The amount was raised through donations by spectators and the profits from the project that saw over 300 local surfers take to the waves at the popular Muizenberg Corner surfing venue on Sunday 17 September to ride six waves in an hour, one of which saw 73 surfers riding on one wave simultaneously for more than five seconds.

“Many thanks for this donation,” said Yvonne Kamp, coordinator of the Shark Spotters Programme at the cheque handover at Muizenberg Beach. “The funds will be put to good use,” she added, explaining that the programme was being expanded from the original sites at Muizenberg and Fish Hoek to include St James and other beaches in False Bay as well as popular surfing beaches on the Atlantic coast of the Peninsula such as Long Beach, Kommetjie, and the Hoek on Noordhoek Beach.

The fund raising project was conceived by the father and son duo of Paul and Dene Botha to raise awareness of the Great White shark situation around the Cape Peninsula that has seen more than a dozen attacks in the past four years, three of them fatal and four in which victims lost limbs or were maimed.

A debate staged in a marquee tent at the beach and attended by over 100 people, was presented with the city’s draft Shark Safety Strategy compiled from 17 papers submitted by shark scientists, local government and others that features the Shark Spotting Programme as it’s core mitigation policy to protect humans in the ocean.

The gathering also heard presentations from Cape Town Tourism, the NSRI and concerned ocean users representing surfers, lifesavers, surfski paddlers, divers and fishermen. Serious concerns were raised, particularly about the shark cage diving industry, which was completely absolved of any blame for the increase in inshore shark activity by the shark scientists who compiled the strategy document.

“Thanks to the support of the surfing community, surf industry and generous sponsors the project successfully presented the city’s shark strategy, voiced the concerns of ocean users, claimed a world surfing record for Cape Town and raised some funds for the Shark Spotters,” explained Paul Botha.

“We were fortunate with the weather and waves and the huge turnout stretched our organisational capacity to its limits,” he added, “So we know it can be done better and we’ll run another attempt next year and hopefully raise even more funds.”

More than R2 200 was donated by members of the public on the day and over R7 000 in profits from the project came from donations from the participants, sponsorship that funded the participation and travel costs for more than 50 young surfers from disadvantaged communities, competitions such as a raffle and Dig for Gold and an auction that sold donated products.

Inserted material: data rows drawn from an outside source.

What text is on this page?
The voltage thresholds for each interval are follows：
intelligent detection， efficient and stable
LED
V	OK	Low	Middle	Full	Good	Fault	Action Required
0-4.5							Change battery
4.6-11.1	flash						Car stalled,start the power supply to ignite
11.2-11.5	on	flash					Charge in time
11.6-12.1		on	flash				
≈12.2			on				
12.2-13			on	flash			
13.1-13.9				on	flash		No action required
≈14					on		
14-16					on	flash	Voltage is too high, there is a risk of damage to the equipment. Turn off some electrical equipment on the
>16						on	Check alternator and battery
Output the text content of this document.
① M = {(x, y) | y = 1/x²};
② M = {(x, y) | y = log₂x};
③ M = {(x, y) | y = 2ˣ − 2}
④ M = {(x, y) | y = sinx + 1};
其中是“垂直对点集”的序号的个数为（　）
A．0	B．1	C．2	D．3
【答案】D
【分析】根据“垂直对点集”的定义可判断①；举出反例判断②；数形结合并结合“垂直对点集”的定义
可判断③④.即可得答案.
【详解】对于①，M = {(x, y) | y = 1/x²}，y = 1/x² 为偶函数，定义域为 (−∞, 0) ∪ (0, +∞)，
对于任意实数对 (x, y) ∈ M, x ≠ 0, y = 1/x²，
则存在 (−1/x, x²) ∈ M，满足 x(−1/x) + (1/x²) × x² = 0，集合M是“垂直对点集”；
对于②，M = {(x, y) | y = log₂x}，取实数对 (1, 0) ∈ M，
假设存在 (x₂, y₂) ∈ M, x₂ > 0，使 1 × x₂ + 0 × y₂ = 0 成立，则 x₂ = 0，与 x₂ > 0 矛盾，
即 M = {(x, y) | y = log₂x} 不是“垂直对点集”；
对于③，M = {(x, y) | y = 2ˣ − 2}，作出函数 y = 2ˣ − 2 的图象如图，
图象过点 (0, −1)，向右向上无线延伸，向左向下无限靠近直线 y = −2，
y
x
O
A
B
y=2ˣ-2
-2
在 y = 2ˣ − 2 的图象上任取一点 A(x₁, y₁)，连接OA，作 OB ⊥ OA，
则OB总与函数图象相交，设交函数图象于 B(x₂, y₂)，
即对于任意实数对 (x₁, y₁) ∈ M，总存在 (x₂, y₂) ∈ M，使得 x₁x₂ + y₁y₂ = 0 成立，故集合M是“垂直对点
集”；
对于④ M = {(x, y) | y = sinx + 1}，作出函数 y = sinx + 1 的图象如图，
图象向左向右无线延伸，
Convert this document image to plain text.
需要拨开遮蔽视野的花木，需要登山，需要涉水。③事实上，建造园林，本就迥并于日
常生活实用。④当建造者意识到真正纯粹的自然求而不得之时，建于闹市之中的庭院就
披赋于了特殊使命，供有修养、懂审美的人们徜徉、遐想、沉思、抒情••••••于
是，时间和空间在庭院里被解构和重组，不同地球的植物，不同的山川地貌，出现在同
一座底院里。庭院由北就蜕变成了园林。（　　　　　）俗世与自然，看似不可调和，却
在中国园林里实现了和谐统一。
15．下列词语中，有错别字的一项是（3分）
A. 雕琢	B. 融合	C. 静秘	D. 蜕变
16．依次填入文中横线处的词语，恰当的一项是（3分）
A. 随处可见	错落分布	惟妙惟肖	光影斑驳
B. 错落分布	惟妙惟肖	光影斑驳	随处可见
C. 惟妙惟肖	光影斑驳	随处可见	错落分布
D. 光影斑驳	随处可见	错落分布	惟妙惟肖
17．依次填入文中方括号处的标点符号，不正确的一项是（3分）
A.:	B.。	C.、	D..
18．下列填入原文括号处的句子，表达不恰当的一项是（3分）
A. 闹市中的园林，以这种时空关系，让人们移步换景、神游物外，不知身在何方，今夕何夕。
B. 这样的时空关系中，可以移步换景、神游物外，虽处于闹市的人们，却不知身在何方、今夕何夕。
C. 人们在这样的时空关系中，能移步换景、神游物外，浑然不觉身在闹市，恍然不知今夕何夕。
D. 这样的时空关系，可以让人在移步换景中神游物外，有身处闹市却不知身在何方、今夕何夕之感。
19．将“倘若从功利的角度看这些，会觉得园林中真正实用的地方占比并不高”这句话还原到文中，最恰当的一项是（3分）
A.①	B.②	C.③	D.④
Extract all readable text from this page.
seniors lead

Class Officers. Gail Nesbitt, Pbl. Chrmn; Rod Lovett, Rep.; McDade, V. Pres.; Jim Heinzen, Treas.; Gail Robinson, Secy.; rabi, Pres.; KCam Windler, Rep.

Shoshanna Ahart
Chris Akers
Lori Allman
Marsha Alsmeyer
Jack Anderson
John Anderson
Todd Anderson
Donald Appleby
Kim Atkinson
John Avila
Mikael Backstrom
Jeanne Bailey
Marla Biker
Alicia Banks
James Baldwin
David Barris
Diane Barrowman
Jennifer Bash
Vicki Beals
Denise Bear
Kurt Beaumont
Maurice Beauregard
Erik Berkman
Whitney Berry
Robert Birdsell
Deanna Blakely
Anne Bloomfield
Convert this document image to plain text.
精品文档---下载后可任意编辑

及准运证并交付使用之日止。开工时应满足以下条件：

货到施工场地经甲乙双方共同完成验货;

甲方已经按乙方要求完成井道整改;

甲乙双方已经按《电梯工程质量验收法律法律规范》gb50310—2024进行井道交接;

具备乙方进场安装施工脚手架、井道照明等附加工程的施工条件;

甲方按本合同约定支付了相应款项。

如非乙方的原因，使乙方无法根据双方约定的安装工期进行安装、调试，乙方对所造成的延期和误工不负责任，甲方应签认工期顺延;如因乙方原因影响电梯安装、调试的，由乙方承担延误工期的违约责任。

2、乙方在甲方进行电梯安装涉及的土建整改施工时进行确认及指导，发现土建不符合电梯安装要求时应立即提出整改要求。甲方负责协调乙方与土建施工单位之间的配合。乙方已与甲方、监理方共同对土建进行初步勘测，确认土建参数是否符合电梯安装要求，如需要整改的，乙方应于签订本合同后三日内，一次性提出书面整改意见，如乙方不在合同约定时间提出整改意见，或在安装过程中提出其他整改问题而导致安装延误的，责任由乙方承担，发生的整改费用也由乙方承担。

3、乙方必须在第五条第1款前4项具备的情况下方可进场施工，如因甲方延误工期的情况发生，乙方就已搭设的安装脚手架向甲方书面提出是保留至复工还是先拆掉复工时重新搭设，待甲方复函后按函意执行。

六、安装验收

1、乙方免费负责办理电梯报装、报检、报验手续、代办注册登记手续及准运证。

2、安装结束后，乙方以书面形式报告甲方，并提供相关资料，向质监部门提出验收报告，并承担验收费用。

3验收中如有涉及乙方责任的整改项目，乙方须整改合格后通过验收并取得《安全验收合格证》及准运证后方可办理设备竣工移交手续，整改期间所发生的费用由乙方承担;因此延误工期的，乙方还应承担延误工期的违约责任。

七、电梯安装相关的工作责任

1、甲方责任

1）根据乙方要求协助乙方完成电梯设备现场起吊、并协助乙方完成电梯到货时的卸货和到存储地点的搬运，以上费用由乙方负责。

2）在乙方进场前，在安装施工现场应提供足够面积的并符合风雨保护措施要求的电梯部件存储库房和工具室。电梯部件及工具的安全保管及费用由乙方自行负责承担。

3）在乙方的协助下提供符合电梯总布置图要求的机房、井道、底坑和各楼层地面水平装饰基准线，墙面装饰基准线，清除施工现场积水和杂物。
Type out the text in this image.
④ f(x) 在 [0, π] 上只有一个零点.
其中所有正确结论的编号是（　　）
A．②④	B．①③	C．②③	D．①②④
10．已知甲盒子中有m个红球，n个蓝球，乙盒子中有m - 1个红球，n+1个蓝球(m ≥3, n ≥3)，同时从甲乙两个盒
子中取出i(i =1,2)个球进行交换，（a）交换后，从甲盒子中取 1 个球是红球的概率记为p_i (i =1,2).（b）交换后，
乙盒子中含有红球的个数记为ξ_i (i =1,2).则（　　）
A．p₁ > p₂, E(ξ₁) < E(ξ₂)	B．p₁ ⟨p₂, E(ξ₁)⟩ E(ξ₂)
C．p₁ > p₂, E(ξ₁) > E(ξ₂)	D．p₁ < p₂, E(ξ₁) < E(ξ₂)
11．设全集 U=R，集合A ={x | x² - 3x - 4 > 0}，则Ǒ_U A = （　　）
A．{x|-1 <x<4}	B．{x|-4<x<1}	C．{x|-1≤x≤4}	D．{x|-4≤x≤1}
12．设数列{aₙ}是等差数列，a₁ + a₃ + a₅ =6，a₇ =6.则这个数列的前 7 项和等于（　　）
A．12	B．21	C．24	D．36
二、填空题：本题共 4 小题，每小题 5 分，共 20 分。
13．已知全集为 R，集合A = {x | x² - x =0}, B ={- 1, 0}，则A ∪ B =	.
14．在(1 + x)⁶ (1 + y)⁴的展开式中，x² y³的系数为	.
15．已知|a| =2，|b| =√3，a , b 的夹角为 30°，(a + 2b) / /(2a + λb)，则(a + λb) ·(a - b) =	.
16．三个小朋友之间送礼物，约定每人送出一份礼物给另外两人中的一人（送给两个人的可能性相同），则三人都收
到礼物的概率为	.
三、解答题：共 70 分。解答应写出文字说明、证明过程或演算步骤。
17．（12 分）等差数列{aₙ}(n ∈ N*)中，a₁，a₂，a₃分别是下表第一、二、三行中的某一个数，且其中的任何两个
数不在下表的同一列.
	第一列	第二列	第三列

“We were overwhelmed by the response to the event,” commented Dene Botha who had registered the record attempt with the Guinness World Record organisation in London in May after seeing that a new record of 44 surfers on a single wave had been set in Ireland. “We were hoping 200 surfers would participate, but well over 300 got involved and we’re now awaiting confirmation for our claim of 73 surfers on one wave.”